The second number, known as the aspect ratio, indicates the percentage of the width that represents the tire’s height. So, for a 50% aspect ratio, the tire’s height would be 50% of 190mm, which is 95mm.
The Tire Code
190: This is the tire’s width in millimeters, measuring from one sidewall to the other when the tire is mounted on a designated rim.
50: This represents the aspect ratio, which is the percentage of the tire’s width that makes up its height. In this case, 50% of 190 mm equals the tire’s height.
ZR: Indicates the speed rating of the tire, with “Z” often being used for high-performance tires.
17: Refers to the diameter of the wheel rim the tire is designed to fit, typically measured in inches.
M/C (73 W): The “M/C” stands for motorcycle, and the numbers in parentheses indicate the load index (73 in this case) and the speed rating (W).
600cc & 1000cc Sport Bike Tire Guidelines
There are some general guidelines you can follow. For a 600cc bike, a tire with a height of 180-190mm and a width of 5.5 inches is typically a good choice. On the other hand, for a 1000cc bike, a tire with a height of 190-200mm and a width of 6 inches is recommended.
Another important factor to consider is the shape of the tire. A round shape provides smoother leaning and stability, while a sharper shape allows for quicker leaning and better cornering. The shape of the tire depends on your riding style and preferences.
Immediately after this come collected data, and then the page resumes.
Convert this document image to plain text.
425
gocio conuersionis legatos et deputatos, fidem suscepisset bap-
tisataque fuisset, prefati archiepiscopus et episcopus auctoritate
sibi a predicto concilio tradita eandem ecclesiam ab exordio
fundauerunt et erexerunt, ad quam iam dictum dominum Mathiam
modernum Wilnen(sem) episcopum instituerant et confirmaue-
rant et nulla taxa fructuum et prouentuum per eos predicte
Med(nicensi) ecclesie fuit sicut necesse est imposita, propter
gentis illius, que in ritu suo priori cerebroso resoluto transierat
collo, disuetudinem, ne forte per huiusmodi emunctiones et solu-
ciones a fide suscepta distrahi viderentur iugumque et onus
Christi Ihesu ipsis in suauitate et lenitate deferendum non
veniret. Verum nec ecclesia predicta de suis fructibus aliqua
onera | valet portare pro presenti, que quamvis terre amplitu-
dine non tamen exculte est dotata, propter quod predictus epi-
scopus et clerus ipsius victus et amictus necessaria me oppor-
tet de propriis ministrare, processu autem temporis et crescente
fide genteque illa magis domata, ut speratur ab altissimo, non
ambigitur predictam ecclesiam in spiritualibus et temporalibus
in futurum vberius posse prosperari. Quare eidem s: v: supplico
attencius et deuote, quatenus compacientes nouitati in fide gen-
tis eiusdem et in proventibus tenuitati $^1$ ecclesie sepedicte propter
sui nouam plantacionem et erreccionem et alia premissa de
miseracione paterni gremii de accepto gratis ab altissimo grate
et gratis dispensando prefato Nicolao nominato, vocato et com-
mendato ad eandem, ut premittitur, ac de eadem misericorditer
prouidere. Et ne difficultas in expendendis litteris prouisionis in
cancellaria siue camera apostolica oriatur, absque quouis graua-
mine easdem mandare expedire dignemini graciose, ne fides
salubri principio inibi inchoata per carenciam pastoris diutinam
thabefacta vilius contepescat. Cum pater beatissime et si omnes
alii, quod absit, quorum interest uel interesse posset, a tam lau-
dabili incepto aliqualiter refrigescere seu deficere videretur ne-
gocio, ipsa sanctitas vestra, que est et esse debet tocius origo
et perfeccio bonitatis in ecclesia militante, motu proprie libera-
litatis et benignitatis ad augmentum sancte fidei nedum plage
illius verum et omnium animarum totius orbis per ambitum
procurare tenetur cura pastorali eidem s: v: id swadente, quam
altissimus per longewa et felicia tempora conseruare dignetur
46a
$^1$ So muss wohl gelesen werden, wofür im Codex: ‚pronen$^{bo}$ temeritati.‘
About tire compounds, there are different options available. Dual compound and triple compound tires are made using different rubber compounds in specific sections of the tire. For example, the center might be harder for longevity, while the edges are softer for better grip during cornering.
It’s also essential to consider whether you’ll be using the tires for street or track use. Street tires are designed for everyday riding, providing a balance between performance and longevity. Track tires, on the other hand, are specifically designed for high-performance riding on the racetrack, offering maximum grip and responsiveness.